Ubiquity. As useful as text analysis tools like HyperPo and Taporware may be, we recognize a need to allow content providers and producers (like bloggers) to quickly and easily integrate functionality into their own space. The previous model was limited to users bringing their own texts to our tools, we now wish to also allow users to also bring our tools to their texts. In some cases users will wish to have static results, in which case we can provide a mechanism for easily copying and pasting results that can be directly embedded in other content.

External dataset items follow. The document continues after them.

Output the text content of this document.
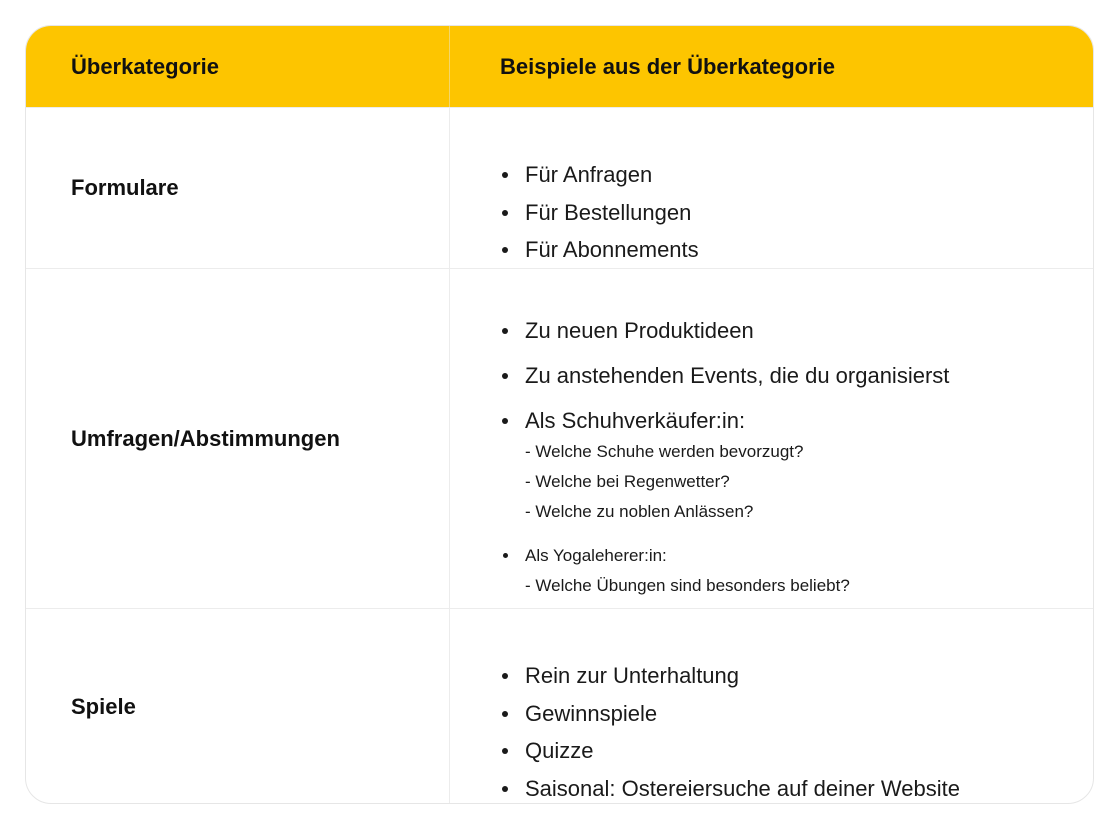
Überkategorie	Beispiele aus der Überkategorie
Formulare
Für Anfragen
Für Bestellungen
Für Abonnements
Umfragen/Abstimmungen
Zu neuen Produktideen
Zu anstehenden Events, die du organisierst
Als Schuhverkäufer:in:
- Welche Schuhe werden bevorzugt?
- Welche bei Regenwetter?
- Welche zu noblen Anlässen?
Als Yogaleherer:in:
- Welche Übungen sind besonders beliebt?
Spiele
Rein zur Unterhaltung
Gewinnspiele
Quizze
Saisonal: Ostereiersuche auf deiner Website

However, much of the most compelling functionality of Voyant is interactive and requires considerable client-side scripting: our current approach is to provide a tiny snippet of HTML that is essentially an IFRAME that contains the necessary HTML elements. This approach allows Voyant code to remain separate from its host while satisfying security limitations of cross-browser scripting. There are of course other challenges inherent to code embedded elsewhere, including version management (supporting legacy syntax) and cacheing of data (both the corpus and results).
Referenceability. The status of text analysis tools as academic resources has been a point of debate over the years. Scholars feel compelled to cite ideas and texts that come from other authors, but they are much less likely to recognized tools that have contributed to their work (and we would probably not want every scholar to cite search engines such as Google that have been used during research). We feel strongly that text analysis tools can represent a significant contributor to digital research, whether they were used to help confirm hunches or to lead the researcher into completely unanticipated realms. In any case, we have designed Voyant to be conducive to citation in various ways, including a general citation to Voyant and citations for static or dynamic results. An important component of academic knowledge is reproducibility, and providing scholars with more information on the processes followed during research — including the use of text analysis tools — is sure to be useful.
Ultimately, Voyant is an attempt to learn from the strengths and weaknesses of past tools, to recognize current user needs (ex: working with much larger corpora), and to anticipate future practices (ex: referencing text analysis tools and results). We believe that the potential for tools in the interpretive process merits continual rethinking of tool design and functionality, and as such, Voyant is of course a work in progress.